En Feliciana Bayeu, hija del pintor (1787), podemos ver un retrato excepcional por su delicadeza y por lo infrecuente que son los retratos de Bayeu, con una expresividad en sus ojos que luego veremos en muchas mujeres retratadas por Goya, y en las más queridas, delicadeza, sutil modulación y captación psicológica. Goya introduce tanto el capricho y la invención como lo irracional y la crítica política. Alrededor de estos artistas podemos apreciar El Prendimiento de Cristo (1798), boceto de Goya que contiene la preparación de las luces para el altar de la Sacristía de la Catedral de Toledo. Y otro de Vicente López Portaña La huida a Egipto (h. 1795), boceto para la catedral de Valencia que en principio se adjudicó a Bayeu, de factura ligera, pincelada suelta y gran agudeza en captar la intensidad de la luz.
 
Romanticismo es fragmento (véase de Philippe Lacoue-Labarthe y Jean-Luc Nancy, El absoluto literario. Buenos Aires, Eterna Cadencia Editora, 2012. París 1978) lo que conecta bien con ese formato de intimidad y abocetamiento, de gustos cambiantes por donde circulan los tipos populares de Alenza o los caprichos de Eugenio Lucas Velázquez de raigambre goyesca. Así como la delicadeza de los pequeños retratos de Madrazo o Eduardo Rosales. Cabría destacar de Federico Madrazo Louise Amour Marie de la Roche-Fontenilles, marquesa de Rambures (h. 1871), pues en esta experimentación de la que venimos hablando, presenta un estadio intermedio entre el apunte del natural y el retrato acabado de pequeño formato, centrándose en el modelado de la cabeza con delicada entonación del rostro. Realizado mientras era director del Prado, Louise era copista en el museo y él reflejó el perfil de esta mujer con intereses y obras publicadas sobre filosofía y teología.
 
Por otra parte, los propios talleres se vuelven estudios donde reunirse en torno a charlas intelectuales, como el que tuvo en Valencia (llamado La Gallera) Francisco Domingo Marqués, en el que mostraban su interés por el impresionismo, que conoció en París.

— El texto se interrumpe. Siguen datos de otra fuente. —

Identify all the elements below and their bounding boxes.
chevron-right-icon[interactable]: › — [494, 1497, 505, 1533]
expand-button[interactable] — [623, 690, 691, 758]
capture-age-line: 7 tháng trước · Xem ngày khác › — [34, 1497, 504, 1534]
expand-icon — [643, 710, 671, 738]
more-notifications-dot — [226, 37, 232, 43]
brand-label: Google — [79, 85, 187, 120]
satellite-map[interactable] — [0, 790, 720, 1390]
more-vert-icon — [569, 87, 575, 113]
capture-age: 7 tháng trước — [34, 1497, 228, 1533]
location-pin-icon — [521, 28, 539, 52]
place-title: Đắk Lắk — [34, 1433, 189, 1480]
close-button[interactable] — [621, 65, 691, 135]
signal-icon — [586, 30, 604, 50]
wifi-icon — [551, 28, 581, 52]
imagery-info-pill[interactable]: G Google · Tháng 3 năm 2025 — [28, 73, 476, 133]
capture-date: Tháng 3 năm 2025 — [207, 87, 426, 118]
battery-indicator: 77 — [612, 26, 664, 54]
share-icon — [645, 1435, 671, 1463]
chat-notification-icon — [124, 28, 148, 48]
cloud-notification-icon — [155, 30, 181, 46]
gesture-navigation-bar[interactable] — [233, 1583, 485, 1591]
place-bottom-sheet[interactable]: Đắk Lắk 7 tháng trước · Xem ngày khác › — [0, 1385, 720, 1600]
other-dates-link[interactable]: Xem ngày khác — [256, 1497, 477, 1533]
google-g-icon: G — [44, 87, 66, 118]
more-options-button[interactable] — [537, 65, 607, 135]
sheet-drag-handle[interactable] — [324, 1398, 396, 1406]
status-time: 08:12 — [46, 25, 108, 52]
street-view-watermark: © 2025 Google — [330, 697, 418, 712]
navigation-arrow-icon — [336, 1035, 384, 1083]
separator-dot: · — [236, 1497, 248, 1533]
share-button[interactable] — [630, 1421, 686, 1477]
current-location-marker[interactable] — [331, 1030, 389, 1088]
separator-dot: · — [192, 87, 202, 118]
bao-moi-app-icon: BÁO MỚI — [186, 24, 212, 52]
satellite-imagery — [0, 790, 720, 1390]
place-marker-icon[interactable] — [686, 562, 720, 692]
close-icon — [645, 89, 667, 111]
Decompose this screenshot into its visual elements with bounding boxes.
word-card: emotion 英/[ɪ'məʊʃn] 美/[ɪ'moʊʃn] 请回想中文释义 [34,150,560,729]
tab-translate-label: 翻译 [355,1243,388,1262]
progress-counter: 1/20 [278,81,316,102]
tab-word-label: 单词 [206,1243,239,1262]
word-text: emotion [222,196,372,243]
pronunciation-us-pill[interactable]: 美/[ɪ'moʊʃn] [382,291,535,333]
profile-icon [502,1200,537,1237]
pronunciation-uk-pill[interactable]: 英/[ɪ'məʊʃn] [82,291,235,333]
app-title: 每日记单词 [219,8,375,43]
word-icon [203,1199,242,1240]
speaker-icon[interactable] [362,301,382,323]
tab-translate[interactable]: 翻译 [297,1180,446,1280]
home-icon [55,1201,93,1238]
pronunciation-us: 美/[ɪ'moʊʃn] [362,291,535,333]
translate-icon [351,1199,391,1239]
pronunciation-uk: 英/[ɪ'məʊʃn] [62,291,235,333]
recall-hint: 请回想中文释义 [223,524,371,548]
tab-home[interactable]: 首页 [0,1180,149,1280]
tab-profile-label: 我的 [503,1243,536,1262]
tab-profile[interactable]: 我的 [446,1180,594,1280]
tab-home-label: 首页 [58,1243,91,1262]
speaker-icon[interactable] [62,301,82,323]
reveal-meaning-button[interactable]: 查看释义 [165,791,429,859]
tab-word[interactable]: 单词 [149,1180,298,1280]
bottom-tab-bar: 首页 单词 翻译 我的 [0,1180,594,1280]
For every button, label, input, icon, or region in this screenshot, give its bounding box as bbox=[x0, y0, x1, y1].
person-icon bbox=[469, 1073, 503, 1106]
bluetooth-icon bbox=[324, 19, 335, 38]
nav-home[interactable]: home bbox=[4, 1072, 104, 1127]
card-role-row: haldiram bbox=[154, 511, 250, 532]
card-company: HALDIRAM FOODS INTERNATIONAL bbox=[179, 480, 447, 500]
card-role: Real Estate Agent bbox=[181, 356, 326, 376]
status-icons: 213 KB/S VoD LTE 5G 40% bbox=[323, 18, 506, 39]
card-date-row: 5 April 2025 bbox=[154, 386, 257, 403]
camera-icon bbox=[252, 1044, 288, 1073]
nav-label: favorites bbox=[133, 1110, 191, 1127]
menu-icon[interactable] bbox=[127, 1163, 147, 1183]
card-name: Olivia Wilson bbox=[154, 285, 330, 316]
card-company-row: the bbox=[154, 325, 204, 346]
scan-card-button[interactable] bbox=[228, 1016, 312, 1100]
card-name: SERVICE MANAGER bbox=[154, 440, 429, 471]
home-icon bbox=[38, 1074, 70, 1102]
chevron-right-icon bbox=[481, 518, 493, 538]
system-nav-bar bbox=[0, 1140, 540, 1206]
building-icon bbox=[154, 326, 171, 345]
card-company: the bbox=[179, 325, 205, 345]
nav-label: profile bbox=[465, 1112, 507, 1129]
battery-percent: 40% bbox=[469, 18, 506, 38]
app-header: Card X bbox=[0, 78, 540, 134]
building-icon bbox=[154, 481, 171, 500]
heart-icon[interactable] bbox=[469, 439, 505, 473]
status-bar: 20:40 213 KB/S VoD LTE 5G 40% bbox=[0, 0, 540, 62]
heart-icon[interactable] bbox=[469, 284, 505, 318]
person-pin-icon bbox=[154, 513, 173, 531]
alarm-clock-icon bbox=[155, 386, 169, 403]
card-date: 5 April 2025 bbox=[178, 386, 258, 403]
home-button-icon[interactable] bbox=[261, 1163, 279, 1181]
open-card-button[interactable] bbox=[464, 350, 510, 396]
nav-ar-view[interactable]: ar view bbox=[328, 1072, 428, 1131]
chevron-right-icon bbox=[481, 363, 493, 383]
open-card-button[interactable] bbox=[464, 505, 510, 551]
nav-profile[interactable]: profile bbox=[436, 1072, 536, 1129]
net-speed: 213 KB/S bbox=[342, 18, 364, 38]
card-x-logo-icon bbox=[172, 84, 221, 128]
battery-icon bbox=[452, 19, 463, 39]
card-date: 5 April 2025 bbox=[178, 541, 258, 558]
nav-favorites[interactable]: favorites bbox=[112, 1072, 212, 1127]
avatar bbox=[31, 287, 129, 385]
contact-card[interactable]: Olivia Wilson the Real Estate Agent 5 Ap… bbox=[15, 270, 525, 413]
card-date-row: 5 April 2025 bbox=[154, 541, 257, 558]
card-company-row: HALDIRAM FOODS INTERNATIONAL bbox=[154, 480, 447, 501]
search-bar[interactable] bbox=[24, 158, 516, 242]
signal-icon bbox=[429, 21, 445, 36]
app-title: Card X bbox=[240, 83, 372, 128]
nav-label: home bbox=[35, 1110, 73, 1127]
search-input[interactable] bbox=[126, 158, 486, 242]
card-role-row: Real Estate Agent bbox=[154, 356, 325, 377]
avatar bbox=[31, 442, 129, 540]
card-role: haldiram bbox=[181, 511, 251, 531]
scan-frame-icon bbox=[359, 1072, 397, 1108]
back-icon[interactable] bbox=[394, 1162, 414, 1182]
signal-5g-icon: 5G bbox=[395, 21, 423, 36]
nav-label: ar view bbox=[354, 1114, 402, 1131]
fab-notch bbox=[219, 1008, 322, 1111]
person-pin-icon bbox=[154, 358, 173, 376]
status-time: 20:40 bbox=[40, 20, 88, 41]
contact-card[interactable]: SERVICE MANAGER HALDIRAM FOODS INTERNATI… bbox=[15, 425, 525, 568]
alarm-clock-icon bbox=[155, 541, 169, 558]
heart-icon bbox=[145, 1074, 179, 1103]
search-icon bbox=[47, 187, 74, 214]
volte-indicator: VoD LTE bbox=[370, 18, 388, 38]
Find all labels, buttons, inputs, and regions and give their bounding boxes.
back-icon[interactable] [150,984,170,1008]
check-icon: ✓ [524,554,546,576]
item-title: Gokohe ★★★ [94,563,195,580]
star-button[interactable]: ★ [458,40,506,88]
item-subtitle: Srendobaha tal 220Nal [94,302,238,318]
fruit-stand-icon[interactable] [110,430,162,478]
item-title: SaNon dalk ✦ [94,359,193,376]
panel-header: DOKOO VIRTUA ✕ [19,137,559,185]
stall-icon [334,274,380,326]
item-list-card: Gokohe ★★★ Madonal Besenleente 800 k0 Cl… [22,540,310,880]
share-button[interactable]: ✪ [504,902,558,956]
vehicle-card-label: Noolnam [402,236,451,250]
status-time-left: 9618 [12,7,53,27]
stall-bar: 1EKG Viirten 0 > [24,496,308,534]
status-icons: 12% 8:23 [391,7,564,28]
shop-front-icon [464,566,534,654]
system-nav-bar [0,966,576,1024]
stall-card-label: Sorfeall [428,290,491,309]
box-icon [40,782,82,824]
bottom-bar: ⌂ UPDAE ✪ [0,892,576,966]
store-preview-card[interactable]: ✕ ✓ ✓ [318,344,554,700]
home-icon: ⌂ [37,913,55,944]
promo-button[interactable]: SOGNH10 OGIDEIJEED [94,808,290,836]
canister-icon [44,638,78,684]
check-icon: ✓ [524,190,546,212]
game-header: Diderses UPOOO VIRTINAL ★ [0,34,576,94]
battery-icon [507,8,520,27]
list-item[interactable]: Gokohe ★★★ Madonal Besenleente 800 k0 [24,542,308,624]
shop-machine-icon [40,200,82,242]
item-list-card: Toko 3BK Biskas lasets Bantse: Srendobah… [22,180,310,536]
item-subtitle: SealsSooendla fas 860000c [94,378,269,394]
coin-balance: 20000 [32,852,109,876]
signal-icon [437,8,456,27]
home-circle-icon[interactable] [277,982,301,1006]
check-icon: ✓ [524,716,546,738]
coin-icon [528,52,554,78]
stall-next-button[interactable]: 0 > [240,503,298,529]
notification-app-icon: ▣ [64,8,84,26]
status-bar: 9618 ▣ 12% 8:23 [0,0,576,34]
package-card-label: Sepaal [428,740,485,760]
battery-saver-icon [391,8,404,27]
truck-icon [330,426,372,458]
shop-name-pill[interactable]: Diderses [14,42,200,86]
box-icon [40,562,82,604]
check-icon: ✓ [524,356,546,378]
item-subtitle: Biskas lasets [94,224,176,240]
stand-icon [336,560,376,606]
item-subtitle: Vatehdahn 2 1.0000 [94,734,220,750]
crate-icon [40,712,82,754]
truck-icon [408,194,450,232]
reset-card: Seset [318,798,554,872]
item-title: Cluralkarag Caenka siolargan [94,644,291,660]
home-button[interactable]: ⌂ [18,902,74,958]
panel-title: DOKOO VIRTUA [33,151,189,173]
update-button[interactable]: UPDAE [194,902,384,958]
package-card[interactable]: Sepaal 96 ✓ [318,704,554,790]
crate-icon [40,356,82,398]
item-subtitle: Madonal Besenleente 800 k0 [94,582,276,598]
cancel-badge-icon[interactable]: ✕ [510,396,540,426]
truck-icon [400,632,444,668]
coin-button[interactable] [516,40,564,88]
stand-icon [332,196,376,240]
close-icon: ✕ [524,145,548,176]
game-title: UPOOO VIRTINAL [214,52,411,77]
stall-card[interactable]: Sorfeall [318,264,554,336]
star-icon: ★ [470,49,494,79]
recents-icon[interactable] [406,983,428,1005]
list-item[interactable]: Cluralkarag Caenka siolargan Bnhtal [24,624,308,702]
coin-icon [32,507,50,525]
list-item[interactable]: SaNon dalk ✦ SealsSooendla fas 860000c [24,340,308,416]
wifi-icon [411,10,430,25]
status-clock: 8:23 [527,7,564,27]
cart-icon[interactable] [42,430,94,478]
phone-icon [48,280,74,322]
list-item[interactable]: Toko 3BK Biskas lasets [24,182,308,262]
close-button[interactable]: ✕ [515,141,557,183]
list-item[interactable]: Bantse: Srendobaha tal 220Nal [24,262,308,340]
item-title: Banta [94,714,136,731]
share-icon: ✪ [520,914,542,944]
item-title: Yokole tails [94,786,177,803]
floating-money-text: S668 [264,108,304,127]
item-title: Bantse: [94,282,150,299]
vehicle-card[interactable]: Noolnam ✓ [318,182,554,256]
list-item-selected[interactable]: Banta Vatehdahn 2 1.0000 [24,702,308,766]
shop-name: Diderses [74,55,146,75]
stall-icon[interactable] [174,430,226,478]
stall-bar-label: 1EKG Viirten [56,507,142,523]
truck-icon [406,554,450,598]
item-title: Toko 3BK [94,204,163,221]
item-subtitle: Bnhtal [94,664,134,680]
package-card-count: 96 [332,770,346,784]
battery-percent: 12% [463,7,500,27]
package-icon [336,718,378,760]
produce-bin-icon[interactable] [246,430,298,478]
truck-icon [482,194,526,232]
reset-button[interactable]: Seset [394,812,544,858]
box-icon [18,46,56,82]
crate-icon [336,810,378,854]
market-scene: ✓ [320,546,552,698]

De él destacamos Cabeza de gato durmiendo (h. 1885), donde podemos ver una materia que se deshace en expresión colorista que deja entrever a su maestro Rosales y su amistad con Fortuny.
 
Fortuny fue cronista en la Guerra de África hacia 1860 de donde le surge la fascinación por lo árabe que podemos ver en Marroquíes (1872-74), con su cromatismo rico en matices.  Manuela Mena, comisaria de la muestra, nos dice en el catálogo de la exposición: “la técnica es imprescindible en la consecución de una expresión artística concreta”. Asombra la de Mariano Fortuny, hace cierto que la intensidad no depende del tamaño: Desnudo en la playa de Portici (1874), como si sus pinceles tuvieran una vivacidad fotográfica. Pintura directa y precisa que recuerda al Hermafrodita Borghese del Louvre (copia en bronce en el Prado). En Portici (Nápoles) realizó varias marinas más con esa admirable factura de pinceladas sueltas y rápidas, aunque allí contraería la malaria que provocó su temprana muerte en Roma.
 
Hay detalles que podemos ver en la Galería online y que esta exposición pone al mismo alcance de zoom, como en San Francisco de Asís recibiendo los estigmas (h. 1510) del Maestro de Hoogstraten: apreciar a Cristo como en una acrobacia dentro de una mandorla que parece todo él desencajado. O bien dilucidar si en la Anunciación de Fra Angélico, en la predela, en la Purificación, si son dragones o serpientes lo que imita esos soportes como perchas en el muro de la derecha. Apreciar el meticuloso abigarramiento en el pequeño e imponente cuadro de Vicente Masip, La coronación de la Virgen (h. 1521). Ver en Patinir los detalles que nos indica, en el extraordinario texto del catálogo, el profesor Félix de Azúa.
 
Vicente Palmaroli, En vue (1880), nos muestra una mujer en las playas de Normandía mirando a través de un catalejo que acerca y fragmenta su horizonte visual. En el catálogo de la exposición, Andrés Úbeda de los Cobos recoge el fragmento de una carta de Sebastiano Ricci a propósito de una obra suya: “El boceto es la obra terminada y el cuadro de altar la copia”; subvierte el orden de lo visto. ¿No seremos nosotros a quien observa la mujer de la playa? Quizá permanezcamos encerrados y aquella belleza sea un refugio donde adentrarnos y descubrirnos, ser capaces de apreciar la belleza interior que subyace y nos espera, belleza en preludio de la que vendrá.